The announcement of joining the MSP came shortly after South Korea’s decision in May to participate in the U.S.-led Indo-Pacific Economic Framework (IPEF).
IPEF outlines the United States’ key priorities to align with allies and partners to compete more effectively with communist China in the race to lead global technology development and norms.
Seoul’s foreign ministry said on June 15 that the country’s decision to join the MSP is a follow-up measure to the U.S.-South Korea summit in May and to “pave the way for supply chain diversification.”
The MSP is an international alliance with aims to secure a stable and diverse mineral supply chain. Member countries include the United States, South Korea, Canada, Japan, Germany, the United Kingdom, the European Commission, Finland, France, Australia, and Norway.

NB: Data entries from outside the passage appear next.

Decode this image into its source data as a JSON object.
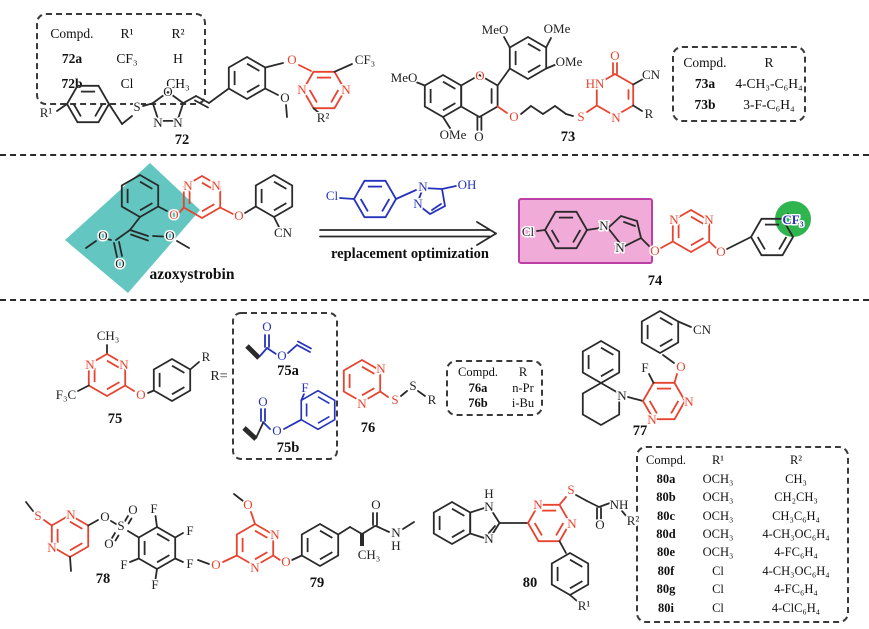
{
  "figure": {
    "colors": {
      "red": "#e8432e",
      "blue": "#2633bb",
      "teal": "#63c6c0",
      "pink_fill": "#f0abd8",
      "pink_border": "#bb3fa5",
      "green": "#2fb44e",
      "ink": "#2a2a2a"
    },
    "atoms": {
      "O": "O",
      "N": "N",
      "S": "S",
      "F": "F",
      "Cl": "Cl",
      "H": "H",
      "HN": "HN",
      "NH": "NH",
      "CN": "CN",
      "OH": "OH",
      "OMe": "OMe",
      "MeO": "MeO",
      "CH3": "CH₃",
      "CF3": "CF₃",
      "F3C": "F₃C",
      "R": "R",
      "R1": "R¹",
      "R2": "R²"
    },
    "labels": {
      "c72": "72",
      "c73": "73",
      "azoxystrobin": "azoxystrobin",
      "c74": "74",
      "c75": "75",
      "c75a": "75a",
      "c75b": "75b",
      "c76": "76",
      "c77": "77",
      "c78": "78",
      "c79": "79",
      "c80": "80"
    },
    "annotations": {
      "arrow_text": "replacement  optimization",
      "r_equals": "R="
    },
    "tables": {
      "t72": {
        "headers": [
          "Compd.",
          "R¹",
          "R²"
        ],
        "rows": [
          [
            "72a",
            "CF₃",
            "H"
          ],
          [
            "72b",
            "Cl",
            "CH₃"
          ]
        ]
      },
      "t73": {
        "headers": [
          "Compd.",
          "R"
        ],
        "rows": [
          [
            "73a",
            "4-CH₃-C₆H₄"
          ],
          [
            "73b",
            "3-F-C₆H₄"
          ]
        ]
      },
      "t76": {
        "headers": [
          "Compd.",
          "R"
        ],
        "rows": [
          [
            "76a",
            "n-Pr"
          ],
          [
            "76b",
            "i-Bu"
          ]
        ]
      },
      "t80": {
        "headers": [
          "Compd.",
          "R¹",
          "R²"
        ],
        "rows": [
          [
            "80a",
            "OCH₃",
            "CH₃"
          ],
          [
            "80b",
            "OCH₃",
            "CH₂CH₃"
          ],
          [
            "80c",
            "OCH₃",
            "CH₃C₆H₄"
          ],
          [
            "80d",
            "OCH₃",
            "4-CH₃OC₆H₄"
          ],
          [
            "80e",
            "OCH₃",
            "4-FC₆H₄"
          ],
          [
            "80f",
            "Cl",
            "4-CH₃OC₆H₄"
          ],
          [
            "80g",
            "Cl",
            "4-FC₆H₄"
          ],
          [
            "80i",
            "Cl",
            "4-ClC₆H₄"
          ]
        ]
      }
    }
  }
}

The partnership is widely seen as an effort to curb Chinese dominance in the critical minerals market.
Critical metals include cobalt, copper, precious metals, nickel, uranium, lithium, magnesium, and many others. They are raw materials used in critical industries such as semiconductors, telecommunications, computing, aerospace, defense, and electric car batteries.
Since China controls over two-thirds of the global production of rare earth elements crucial to modern technologies, a cutoff of those supplies will significantly harm other economies.
In many instances, Beijing has weaponized its dominance in the minerals market by threatening to cut off supplies to other nations.
For example, in 2010, Beijing blocked its rare earth product exports to Japan over the long-standing dispute about control of unpopulated islands in the East China Sea, after a hot exchange between ships from Japan’s naval self-defense force and Chinese fishing vessels.
Japan did not relinquish its claims to the islands amid the tension but actively warns other nations of China’s unreliable trading practices, including recent warnings from Japan’s Ambassador to Australia, Yamagami Shingo, as Beijing employed similar tactics by imposing quotas and large tariffs on Australian goods coming into China. Beijing’s move came after Australia’s call for an investigation into the origin of the COVID-19 pandemic.
To reduce reliance on China, U.S. President Joe Biden in March invoked the Defense Production Act to spur greater domestic output of key minerals in the United States.
South Korea’s membership in MSP is another move to curb Chinese influence by the Yoon Suk-yeol government after joining the U.S.-led Indo-Pacific Economic Framework (IPEF).
Having China as its largest trading partner, South Korea had, for over a decade, managed to mostly maintain balanced economic ties between the two powerhouses.
However, under a new administration, Seoul has made a clear shift in cementing a business partnership with Washington over Beijing.
The shift appears to be driven by the destabilized global supply chains caused by the pandemic and growing threats to its economic and national security.
A recent analysis published by the Federation of Korean Industries (FKI) showed that 75 percent of South Korea’s key imports came from China.
The study analyzed South Korea’s import reliance on the United States, China, and Japan, which are responsible for 90 percent of the country’s imports. The category of “key imports” was assigned to 228 items that rank in the top 30 percent in import dollar value.
The study found that 172 out of 228 items (75.5 percent) came from China, 32 (14 percent) came from Japan, and 24 (10.5 percent) from the United States.
Some of the key imported goods from China include “electronics, machinery, computers, steel, organic and inorganic compounds, glass, medical products, and industrial raw materials such as non-ferrous metals,” the report says.
“Prominent examples of Chinese imports include manganese, which is critical for steel manufacturing; graphite, which is an essential electric vehicle battery anode material; and magnesium, which is important for lightweight automobile production.”
Last year, a shortage of urea supplied by China threatened to cripple economic activity in South Korea. Among other uses, urea is used to cut emissions in diesel vehicles and make fertilizer.
In mid-October, China reduced its urea exports due to a coal shortage, putting South Korea in a deep crisis as the country’s nearly 4 million diesel vehicles cannot operate without urea, sending its logistics industry into chaos.
The incident highlighted the resource-poor country’s heavy reliance on China for the essential items it needed to maintain business as usual. Since then, major South Korean industries have begun accelerating plans to build diversified production bases worldwide.